- Origin: Durban, KwaZulu-Natal, South Africa
- Genres: Rock
- Years active: 1990s
- Past members: Rhys Johnstone (frontman), Nux Schwartz (lead guitar), Steve du Plessis (drums), Danny Major (bass guitar) and Greg Leisegang (keyboards)

= Scooters Union =

Scooters Union were a South African rock band from Durban. They released one album, Vivid Memories of Static, which was nominated for two South African Music Awards, and they also produced two hits, 'Blue Man in a Bulldozer,' and 'Brave Heart.'

The band had a turbulent beginning, playing small shows in bars, to be cut short when frontman Rhys Johnstone headed overseas. He was frustrated by their lack of progress in a culture dismissive of local music. The guitarist persuaded him to return a few years later, and the band went on to play sold-out shows. They appeared alongside such acts as the Spin Doctors, Tracy Chapman, and Crowded House. The band were described as regulars at festivals, including Splashy Fen, Oppikoppi, and The National Festival of the Arts. Their single, "Blue Man in a Bulldozer," received national airplay.

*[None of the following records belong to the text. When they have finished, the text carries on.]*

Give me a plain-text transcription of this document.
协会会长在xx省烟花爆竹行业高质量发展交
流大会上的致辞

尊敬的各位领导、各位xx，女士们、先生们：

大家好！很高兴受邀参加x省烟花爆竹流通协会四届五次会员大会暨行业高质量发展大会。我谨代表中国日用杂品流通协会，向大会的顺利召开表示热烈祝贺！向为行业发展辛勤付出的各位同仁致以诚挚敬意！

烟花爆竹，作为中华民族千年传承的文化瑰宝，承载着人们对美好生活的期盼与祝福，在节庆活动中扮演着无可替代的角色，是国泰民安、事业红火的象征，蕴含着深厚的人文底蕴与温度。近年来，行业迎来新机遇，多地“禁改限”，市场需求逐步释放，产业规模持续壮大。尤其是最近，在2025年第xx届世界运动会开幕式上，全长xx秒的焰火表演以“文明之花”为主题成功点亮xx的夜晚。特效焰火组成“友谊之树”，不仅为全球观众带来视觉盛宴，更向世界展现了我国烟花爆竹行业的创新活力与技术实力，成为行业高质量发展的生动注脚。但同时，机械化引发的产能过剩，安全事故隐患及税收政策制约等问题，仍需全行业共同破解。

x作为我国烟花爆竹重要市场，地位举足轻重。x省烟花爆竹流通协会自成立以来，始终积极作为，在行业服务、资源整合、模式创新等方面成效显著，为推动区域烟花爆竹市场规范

Their sound is described as a blend of rock, pop, Cajun, and African. Reviewer Kurt Shoemaker describes their album as 'a gem,' containing rock with beautiful vocal harmonies, some 'classic' country music, Avant-garde, and an instrumental accordion track.

Articles indicate the band has disbanded and at least one member has moved on to other projects.